Perhaps it was just me, but yesterday evening’s London rush hour was punctuated by a loud popping sound. This unexpected noise was the final bursting of the ‘big data’ bubble, which has been one of the biggest hype bandwagons in marketing for several years, and yet which was resoundingly panned by the expert panel at IBM’s Marketing Leaders event, at it’s South Bank HQ.
Big data always seemed too vague and unrealistic a proposition for most B2B organisations to practically address (with a few exceptions) and so it was heart-warming and affirmative to see the disdain with which the concept treated by the (mostly B2C-focused) luminaries who were holding court.
Right, so big data is over, so what’s next? Because this is marketing, and there’s always something next, right? Fortunately, our hosts being IBM, they’d already come up with the answer: Cognitive Marketing.
This sounds awesome, doesn’t it?! It just sounds achingly clever, sophisticated and zeitgeisty… but what does it actually mean? And how can it benefit brands? And – most importantly of all – how do you actually do it?
Well, in a nutshell, it’s about driving deep level but practical customer insights through the use of all the unstructured information that’s available about markets and individuals in today’s digital age.
As panelist Mark Herd of Herd Consulting put it, “cognitive marketing is about doing more with less, and doing it quicker.” And as Jeff Ramminger from Brand Publis also pointed out, you can’t do this with data scientists (who we’re often told are going the saviours of marketing) because they simply can’t crunch data fast enough.
Okay, great – so far, so IBM. There’s a slight problem here though, and that is that to do ‘cognitive’ you kinda need to have a supercomputer just kicking around.
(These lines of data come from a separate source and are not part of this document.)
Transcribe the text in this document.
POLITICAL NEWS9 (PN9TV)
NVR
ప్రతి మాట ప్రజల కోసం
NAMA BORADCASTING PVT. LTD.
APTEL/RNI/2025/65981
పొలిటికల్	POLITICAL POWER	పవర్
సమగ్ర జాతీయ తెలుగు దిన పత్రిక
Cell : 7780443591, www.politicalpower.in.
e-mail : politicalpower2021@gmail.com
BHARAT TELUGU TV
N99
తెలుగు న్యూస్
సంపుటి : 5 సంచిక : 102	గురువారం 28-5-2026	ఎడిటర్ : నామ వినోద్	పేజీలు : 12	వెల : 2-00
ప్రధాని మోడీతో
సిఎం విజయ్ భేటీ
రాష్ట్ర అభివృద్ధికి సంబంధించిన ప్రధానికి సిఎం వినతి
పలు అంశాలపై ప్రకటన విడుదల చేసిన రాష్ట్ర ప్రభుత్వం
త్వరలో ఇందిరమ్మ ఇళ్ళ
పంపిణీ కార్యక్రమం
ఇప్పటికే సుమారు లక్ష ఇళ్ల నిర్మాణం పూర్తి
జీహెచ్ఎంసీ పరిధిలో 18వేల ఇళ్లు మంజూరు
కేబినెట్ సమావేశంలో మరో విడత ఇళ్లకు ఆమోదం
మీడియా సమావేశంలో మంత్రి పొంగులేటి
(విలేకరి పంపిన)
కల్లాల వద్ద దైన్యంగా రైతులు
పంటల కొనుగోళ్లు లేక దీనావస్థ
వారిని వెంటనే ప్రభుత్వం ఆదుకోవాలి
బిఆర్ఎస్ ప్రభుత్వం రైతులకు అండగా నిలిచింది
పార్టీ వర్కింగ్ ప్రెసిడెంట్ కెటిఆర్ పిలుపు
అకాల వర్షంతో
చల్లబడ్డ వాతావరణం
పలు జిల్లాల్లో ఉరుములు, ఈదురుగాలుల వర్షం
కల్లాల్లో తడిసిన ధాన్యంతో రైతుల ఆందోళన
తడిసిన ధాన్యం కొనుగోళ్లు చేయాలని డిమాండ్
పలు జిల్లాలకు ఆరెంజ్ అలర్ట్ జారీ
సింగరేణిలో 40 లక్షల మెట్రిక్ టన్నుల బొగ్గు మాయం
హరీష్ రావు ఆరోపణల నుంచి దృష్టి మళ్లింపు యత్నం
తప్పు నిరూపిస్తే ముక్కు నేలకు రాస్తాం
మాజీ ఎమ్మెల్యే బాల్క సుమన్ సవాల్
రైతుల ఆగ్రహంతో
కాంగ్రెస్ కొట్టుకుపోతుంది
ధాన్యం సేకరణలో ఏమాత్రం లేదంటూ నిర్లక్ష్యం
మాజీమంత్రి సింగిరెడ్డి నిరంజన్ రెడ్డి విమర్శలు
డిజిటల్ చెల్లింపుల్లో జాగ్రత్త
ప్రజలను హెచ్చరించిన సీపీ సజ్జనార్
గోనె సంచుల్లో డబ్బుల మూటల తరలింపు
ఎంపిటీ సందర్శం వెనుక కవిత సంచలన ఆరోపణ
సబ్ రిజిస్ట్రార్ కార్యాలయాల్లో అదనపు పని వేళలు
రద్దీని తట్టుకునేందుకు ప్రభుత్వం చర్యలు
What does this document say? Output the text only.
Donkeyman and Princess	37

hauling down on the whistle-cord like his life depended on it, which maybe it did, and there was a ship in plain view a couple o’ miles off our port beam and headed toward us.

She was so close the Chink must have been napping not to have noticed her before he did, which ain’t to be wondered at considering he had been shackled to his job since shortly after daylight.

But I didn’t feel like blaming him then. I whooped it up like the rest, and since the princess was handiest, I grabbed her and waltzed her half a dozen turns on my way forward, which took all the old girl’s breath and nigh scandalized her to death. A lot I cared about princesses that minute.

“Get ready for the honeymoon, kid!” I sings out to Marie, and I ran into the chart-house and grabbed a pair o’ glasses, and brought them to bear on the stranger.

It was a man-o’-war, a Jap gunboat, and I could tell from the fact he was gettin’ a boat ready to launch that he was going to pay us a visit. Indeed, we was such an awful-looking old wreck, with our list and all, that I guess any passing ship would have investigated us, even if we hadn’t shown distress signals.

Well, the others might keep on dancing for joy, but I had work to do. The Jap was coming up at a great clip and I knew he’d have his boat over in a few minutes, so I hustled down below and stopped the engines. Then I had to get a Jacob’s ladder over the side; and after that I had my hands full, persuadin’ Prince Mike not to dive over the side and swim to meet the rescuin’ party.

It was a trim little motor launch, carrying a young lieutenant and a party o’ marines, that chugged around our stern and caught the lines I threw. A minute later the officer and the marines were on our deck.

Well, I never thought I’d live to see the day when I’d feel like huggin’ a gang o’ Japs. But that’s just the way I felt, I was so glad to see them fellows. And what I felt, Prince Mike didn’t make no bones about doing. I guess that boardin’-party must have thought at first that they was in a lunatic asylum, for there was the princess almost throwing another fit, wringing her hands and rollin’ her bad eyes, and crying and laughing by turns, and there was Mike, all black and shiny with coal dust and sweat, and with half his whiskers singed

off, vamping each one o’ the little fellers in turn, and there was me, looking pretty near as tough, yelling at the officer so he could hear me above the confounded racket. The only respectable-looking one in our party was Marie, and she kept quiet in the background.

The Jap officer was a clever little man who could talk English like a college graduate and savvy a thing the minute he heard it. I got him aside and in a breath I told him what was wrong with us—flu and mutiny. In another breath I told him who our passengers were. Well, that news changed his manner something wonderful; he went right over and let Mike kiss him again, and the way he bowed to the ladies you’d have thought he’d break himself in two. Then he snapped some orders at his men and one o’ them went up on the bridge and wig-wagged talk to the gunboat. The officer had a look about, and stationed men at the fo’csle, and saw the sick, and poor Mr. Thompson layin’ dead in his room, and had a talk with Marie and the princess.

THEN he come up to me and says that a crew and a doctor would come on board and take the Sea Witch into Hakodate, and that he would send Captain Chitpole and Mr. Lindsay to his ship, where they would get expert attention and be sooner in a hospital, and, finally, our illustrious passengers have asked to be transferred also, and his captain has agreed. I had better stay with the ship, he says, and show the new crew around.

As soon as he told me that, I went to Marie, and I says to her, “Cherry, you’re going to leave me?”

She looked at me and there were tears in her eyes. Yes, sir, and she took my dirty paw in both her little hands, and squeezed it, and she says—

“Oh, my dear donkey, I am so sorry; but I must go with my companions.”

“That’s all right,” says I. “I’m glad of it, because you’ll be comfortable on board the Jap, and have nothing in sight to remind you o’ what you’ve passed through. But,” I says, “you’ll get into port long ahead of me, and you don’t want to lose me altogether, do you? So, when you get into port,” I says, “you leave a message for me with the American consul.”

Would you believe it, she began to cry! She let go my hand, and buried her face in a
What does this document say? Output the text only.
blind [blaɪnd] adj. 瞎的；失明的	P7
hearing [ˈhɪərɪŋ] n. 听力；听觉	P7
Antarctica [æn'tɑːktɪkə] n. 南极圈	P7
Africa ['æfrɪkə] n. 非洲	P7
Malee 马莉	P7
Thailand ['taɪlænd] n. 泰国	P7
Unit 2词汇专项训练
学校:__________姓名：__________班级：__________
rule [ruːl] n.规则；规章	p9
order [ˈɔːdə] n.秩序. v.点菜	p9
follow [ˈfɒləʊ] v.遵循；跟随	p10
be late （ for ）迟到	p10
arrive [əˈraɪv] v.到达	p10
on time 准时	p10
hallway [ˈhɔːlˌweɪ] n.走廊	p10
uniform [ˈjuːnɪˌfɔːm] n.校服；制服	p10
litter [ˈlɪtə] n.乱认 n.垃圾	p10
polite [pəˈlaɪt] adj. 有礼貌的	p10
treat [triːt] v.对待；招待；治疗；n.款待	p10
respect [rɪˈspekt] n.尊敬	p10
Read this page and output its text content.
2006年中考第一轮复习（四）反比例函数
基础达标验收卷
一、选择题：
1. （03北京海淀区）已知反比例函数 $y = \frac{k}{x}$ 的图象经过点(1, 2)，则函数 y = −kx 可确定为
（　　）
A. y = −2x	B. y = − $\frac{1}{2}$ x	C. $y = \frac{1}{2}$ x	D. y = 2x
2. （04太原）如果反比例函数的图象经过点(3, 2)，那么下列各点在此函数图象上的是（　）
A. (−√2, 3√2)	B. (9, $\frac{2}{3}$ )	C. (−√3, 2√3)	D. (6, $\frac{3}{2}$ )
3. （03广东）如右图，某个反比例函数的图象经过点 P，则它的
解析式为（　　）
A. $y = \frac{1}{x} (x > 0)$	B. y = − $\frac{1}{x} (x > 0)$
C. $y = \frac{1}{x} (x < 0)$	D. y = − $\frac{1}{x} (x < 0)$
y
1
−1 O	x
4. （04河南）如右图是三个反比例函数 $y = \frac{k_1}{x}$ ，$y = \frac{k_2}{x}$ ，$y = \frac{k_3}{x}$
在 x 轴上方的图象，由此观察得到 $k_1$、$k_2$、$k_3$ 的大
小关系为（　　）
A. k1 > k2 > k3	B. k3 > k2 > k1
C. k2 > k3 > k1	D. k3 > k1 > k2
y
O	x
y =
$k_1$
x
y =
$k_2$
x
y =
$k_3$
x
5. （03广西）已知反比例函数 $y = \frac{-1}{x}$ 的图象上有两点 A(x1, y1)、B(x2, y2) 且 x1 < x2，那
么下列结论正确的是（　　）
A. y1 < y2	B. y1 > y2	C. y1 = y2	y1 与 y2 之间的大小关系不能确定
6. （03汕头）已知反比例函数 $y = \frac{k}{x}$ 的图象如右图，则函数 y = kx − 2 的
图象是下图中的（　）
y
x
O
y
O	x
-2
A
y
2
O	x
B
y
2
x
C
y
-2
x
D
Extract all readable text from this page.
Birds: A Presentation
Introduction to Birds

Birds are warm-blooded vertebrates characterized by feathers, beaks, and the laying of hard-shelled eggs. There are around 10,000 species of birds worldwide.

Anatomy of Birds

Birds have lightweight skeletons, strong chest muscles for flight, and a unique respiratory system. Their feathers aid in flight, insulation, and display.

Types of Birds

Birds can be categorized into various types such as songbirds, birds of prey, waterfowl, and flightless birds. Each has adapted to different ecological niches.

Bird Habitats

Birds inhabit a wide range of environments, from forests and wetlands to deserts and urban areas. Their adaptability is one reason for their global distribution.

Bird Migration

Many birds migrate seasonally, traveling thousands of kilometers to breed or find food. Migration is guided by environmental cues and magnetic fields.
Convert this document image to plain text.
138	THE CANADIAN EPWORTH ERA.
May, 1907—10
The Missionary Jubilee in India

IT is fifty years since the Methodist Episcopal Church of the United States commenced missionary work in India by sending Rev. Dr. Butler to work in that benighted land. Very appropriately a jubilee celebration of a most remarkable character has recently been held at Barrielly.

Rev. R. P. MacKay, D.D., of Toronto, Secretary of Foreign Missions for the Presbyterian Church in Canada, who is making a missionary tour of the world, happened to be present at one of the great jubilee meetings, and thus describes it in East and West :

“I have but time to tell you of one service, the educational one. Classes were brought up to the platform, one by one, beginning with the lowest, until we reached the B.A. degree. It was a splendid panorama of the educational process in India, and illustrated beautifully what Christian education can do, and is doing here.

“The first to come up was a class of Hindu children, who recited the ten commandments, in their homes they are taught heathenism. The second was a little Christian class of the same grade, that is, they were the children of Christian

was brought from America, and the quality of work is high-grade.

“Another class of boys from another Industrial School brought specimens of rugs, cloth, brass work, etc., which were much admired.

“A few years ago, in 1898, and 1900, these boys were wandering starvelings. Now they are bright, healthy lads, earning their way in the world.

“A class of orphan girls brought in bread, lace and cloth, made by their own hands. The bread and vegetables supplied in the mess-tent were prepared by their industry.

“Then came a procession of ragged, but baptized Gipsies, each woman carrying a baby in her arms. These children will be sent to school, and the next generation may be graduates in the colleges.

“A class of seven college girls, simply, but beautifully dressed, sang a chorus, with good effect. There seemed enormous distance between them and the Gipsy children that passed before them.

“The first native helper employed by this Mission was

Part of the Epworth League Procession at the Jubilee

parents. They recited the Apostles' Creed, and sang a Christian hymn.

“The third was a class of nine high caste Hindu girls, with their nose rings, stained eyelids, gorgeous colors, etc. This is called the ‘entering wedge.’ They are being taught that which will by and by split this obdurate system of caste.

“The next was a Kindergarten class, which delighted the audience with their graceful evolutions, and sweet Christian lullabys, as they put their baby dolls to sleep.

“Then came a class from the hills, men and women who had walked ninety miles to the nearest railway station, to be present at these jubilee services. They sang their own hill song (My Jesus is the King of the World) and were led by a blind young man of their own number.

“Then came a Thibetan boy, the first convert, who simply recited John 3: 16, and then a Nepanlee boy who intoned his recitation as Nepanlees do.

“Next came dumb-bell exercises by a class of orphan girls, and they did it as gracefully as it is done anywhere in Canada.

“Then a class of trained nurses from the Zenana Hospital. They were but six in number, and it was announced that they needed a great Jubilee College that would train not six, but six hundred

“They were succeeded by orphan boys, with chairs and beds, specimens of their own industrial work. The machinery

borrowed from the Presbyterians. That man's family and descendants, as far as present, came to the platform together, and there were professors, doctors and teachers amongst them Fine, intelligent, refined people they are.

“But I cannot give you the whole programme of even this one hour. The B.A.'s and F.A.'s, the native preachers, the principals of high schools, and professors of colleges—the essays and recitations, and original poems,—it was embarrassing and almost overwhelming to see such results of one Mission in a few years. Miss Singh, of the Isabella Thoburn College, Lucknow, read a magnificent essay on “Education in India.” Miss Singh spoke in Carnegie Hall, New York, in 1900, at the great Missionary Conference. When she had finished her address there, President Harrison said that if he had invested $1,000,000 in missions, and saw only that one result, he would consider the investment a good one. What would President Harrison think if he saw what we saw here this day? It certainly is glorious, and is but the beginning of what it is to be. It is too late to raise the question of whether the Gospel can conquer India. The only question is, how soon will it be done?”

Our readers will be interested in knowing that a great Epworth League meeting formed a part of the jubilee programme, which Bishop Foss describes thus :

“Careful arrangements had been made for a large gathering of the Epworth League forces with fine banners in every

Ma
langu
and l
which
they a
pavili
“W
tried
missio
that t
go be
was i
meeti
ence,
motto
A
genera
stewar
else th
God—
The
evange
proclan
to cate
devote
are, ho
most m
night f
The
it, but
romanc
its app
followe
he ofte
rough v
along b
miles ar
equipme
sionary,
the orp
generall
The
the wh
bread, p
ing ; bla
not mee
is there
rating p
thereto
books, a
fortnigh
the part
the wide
And perhaps it’s just me, but I don’t know many people who do… with the obvious exception of IBM, of course. Big blue has done a fantastic job of branding and positioning Watson as the acceptable (and not scary) ‘face’ of the supercomputer age, and its deploying this asset to give itself a head start in the new age of marketing that it has just defined. (And they’ve done a great video using Carrie Fisher from Star Wars and a host of robots from sci-fi over the years to bolster this.)
So what does this look like in reality? IBM had thought of this too, and had Marianne Schoenauer, Director of global marketing excellence at Unilever on hand to tell the assembled audience of senior marketers and influencers about the impressive test programme they’d developed with IBM for its Knorr brand to profile consumers based on their taste preferences and serve up product related recipes to them. Schoenauer was inadvertently highly amusing in the extent to which she went out of her way to tell everyone how much she dislikes data and technology companies… and yet, probably contrary to her better judgement, how thrilled she is with the results, and how she genuinely believes this is going to be the start of something that will change how they do marketing for all of their brands around the world.
(She was almost, but not quite, as amusing as event host Nick Robinson of the BBC, who at one point or another managed to make hit most of the audience on the head with his misthrows of novelty IBM’s pass-around sponge microphone cube.)
But what about B2B, I hear you ask, where most organisations operated in a very different world Unilever? The perspective of the panel seemed to be whilst B2B brands aren’t dealing with millions of consumers, there is the potential to leverage the benefits of cognitive computing in a B2B buying environment with multiple stakeholders and potentially hundreds of influencers, who are typically millenials.
That’s the theory, anyway. Whether this becomes reality or not, we can all expect to hear a lot more about Cognitive Marketing over the coming months and years. IBM has made a bid for leadership in this emerging area, which is very sensible given their obvious expertise here. Where they lead, others in the marketing sphere will undoubtedly follow. Whether anyone else can compete credibly in this space, without Watson, is the more interesting question. Either way, the bandwagon is rolling.